Mikhail Kosiborod outlines the findings from the DEFINE-HF trial, and discusses the possible reasons why dapagliflozin had an impact on one primary endpoint but not the other (5:48).
The DEFINE-HF (Dapagliflozin Effects on Biomarkers, Symptoms, and Functional Status in Patients With Heart Failure with Reduced Ejection Fraction) trial included 263 HF patients with left ventricular ejection fraction of 40% or less, 62% of whom also had type 2 diabetes. All participants had New York Heart Association class II–III symptoms, and 85% had previously been hospitalized for HF.
Kosiborod and team found that the 131 patients who were randomly assigned to receive oral dapagliflozin 10 mg/day were significantly more likely than the 132 participants given placebo to achieve a clinically meaningful improvement in HF-specific health status – indicated by at least a 5-point increase in the average of the 6- and 12-week Kansas City Cardiomyopathy Questionnaire overall summary scores – or a meaningful reduction in NT-proBNP levels (≥20% decrease in average of 6- and 12-week levels).
A total of 61.5% and 50.4% of patients in the dapagliflozin and placebo groups, respectively, met this endpoint, translating into a significant odds ratio (OR) of 1.8 after adjustment for potentially confounding factors.
Therefore, “dapagliflozin may have a favorable effect on improving disease-specific health status (symptoms, function and quality of life) in patients with HFrEF,” say the investigators, noting that results were consistent in participants with and without type 2 diabetes.
Average 6- and 12-week adjusted NT-proBNP levels were comparable in the dapagliflozin and placebo groups, however, at 1133 pg/dL and 1191 pg/dL, respectively.
Kosiborod et al suggest that a number of reasons could explain why dapagliflozin improved one primary outcome but not the other, including variability of NT-proBNP levels at baseline (standard deviation of around 2300 pg/mL), which may have “precluded the detection of anything less than a very large change.”
They report that dapagliflozin had “a reassuring safety profile” in the trial, with no imbalance in rates of adverse events between the groups.

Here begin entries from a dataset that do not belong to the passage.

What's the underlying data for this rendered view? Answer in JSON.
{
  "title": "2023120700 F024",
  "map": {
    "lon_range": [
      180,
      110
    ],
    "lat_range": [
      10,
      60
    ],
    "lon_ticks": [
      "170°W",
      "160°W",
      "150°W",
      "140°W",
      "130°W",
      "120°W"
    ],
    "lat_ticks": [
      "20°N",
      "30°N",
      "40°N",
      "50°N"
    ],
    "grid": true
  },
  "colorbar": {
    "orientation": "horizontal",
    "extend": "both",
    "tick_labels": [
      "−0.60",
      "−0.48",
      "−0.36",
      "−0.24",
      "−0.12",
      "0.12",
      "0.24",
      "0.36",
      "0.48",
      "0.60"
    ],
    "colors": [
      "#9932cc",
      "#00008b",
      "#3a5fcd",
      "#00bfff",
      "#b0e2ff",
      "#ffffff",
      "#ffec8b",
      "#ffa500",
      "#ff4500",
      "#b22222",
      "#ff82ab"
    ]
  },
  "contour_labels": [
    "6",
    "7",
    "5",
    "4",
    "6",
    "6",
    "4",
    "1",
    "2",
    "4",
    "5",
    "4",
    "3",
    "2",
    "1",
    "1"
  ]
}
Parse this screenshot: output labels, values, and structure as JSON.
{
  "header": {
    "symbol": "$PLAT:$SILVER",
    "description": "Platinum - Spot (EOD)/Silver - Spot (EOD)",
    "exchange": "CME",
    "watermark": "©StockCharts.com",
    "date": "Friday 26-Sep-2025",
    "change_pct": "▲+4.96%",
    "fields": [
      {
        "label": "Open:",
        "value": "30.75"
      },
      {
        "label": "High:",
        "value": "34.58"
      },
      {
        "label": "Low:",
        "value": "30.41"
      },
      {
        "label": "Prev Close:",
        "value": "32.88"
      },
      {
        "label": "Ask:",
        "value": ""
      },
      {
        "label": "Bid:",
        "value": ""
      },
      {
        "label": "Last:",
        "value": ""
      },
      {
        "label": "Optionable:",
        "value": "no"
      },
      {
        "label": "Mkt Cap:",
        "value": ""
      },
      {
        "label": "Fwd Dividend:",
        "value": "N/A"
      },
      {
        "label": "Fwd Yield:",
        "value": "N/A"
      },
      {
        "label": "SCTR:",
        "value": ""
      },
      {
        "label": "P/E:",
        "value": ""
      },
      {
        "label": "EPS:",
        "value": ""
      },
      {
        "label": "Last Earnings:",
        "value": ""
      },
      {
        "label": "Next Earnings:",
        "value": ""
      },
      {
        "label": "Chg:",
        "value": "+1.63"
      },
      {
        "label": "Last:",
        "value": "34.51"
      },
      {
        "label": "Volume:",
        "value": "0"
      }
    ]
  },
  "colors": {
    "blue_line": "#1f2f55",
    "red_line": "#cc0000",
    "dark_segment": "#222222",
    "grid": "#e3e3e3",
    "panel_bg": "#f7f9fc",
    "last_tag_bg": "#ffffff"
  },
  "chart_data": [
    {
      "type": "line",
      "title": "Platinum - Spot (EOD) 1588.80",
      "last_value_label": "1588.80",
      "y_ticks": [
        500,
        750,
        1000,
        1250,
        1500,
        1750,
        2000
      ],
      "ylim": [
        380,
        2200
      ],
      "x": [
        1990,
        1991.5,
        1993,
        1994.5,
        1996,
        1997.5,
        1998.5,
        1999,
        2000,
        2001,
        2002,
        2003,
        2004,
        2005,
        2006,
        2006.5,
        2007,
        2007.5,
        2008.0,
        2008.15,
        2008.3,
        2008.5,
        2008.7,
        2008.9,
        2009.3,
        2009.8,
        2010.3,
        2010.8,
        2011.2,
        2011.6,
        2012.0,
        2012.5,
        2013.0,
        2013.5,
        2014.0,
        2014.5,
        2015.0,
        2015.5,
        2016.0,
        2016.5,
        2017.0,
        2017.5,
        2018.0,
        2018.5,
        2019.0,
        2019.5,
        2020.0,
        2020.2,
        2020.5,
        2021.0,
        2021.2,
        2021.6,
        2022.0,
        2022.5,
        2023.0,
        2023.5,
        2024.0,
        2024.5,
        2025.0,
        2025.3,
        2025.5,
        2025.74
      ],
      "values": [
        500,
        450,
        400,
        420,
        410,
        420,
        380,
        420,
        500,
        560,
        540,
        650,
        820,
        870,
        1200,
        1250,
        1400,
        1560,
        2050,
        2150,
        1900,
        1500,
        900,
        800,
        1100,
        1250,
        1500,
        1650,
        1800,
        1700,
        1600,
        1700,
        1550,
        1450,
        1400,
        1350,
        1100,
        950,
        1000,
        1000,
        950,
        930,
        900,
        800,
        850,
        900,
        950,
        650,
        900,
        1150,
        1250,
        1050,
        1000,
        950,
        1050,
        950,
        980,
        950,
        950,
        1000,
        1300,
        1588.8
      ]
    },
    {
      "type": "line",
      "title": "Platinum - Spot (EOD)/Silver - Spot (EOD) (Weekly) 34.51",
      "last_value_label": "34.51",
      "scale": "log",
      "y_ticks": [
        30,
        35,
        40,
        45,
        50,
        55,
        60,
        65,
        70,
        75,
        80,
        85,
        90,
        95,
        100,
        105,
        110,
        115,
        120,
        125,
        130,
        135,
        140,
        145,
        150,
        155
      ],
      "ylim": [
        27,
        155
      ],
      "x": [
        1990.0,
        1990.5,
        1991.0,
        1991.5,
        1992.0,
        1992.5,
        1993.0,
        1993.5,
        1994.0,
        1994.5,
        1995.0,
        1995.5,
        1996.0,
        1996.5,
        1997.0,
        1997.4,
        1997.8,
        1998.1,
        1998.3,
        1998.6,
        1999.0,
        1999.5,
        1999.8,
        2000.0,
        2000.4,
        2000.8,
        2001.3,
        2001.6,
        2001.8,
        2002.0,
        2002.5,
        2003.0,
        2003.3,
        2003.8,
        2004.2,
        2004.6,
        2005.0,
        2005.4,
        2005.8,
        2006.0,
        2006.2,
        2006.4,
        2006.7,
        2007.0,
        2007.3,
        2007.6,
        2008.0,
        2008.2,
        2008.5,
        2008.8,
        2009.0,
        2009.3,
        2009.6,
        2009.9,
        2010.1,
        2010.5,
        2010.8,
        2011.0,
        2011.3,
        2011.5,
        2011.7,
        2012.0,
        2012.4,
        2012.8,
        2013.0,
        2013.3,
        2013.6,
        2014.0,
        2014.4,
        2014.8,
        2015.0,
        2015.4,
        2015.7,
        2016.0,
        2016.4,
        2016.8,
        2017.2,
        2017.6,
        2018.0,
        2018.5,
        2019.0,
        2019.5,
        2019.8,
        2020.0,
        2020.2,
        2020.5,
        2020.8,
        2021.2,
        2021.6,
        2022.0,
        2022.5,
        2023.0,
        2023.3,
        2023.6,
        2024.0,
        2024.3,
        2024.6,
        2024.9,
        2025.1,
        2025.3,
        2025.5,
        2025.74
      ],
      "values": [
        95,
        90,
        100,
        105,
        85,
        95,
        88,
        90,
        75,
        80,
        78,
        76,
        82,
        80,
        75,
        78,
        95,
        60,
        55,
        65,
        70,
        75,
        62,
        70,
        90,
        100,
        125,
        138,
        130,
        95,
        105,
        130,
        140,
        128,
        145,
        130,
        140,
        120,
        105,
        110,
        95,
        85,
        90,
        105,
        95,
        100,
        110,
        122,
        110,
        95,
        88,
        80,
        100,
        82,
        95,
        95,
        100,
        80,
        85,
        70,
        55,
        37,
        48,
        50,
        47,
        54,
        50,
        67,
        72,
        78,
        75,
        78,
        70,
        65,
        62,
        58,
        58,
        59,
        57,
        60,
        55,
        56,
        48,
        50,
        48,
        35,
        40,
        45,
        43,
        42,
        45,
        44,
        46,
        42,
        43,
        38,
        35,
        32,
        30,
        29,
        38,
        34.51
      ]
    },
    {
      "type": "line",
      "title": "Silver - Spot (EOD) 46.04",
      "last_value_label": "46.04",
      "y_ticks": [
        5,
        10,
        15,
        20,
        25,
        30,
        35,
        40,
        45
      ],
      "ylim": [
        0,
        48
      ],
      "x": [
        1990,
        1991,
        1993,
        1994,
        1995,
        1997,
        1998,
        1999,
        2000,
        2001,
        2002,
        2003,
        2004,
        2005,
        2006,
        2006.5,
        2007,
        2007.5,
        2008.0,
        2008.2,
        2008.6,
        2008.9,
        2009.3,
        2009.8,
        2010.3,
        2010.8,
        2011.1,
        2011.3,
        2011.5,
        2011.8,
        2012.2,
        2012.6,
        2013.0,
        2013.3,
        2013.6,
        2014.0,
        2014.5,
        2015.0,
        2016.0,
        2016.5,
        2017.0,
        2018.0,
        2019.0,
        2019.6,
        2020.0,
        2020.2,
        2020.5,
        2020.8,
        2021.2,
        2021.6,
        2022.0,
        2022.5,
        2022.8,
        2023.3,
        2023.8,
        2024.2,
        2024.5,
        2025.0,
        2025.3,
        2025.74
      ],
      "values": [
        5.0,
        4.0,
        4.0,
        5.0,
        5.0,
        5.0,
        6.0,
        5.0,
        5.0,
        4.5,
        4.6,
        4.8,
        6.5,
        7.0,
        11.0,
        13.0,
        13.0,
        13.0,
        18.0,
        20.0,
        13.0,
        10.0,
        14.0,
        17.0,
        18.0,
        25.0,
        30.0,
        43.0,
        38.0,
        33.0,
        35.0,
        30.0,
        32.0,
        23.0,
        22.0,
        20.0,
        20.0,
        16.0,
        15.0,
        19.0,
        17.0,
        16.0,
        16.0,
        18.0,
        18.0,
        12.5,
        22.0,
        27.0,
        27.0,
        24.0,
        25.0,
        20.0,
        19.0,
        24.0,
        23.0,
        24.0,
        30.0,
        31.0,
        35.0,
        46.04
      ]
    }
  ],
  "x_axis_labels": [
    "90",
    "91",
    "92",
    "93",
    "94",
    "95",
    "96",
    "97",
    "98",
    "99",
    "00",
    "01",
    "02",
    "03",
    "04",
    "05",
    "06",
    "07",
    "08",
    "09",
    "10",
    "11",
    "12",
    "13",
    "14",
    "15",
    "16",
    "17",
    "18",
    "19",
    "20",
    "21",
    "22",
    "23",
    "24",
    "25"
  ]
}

The investigators emphasize that the DEFINE-HF results “were achieved in the context of high rates of background guideline-directed optimal medical therapy for HFrEF,” with more than 95% of patients receiving beta blockers, more than 60% taking mineralocorticoid antagonists, and 59% on angiotensin converting enzyme inhibitors or angiotensin receptor blockers.
While the DAPA-HF trial demonstrated a beneficial effect of dapagliflozin on hard outcomes, and other large HF outcomes trials are presently underway, the researchers note that DEFINE-HF “is the first randomized controlled trial to explore the effects of an SGLT-2 [inhibitor] on natriuretic peptides and health status.”
The DEFINE-HF results are published in Circulation, and were presented at the Heart Failure Society of America 23rd Annual Scientific Meeting in in Philadelphia, Pennsylvania, USA.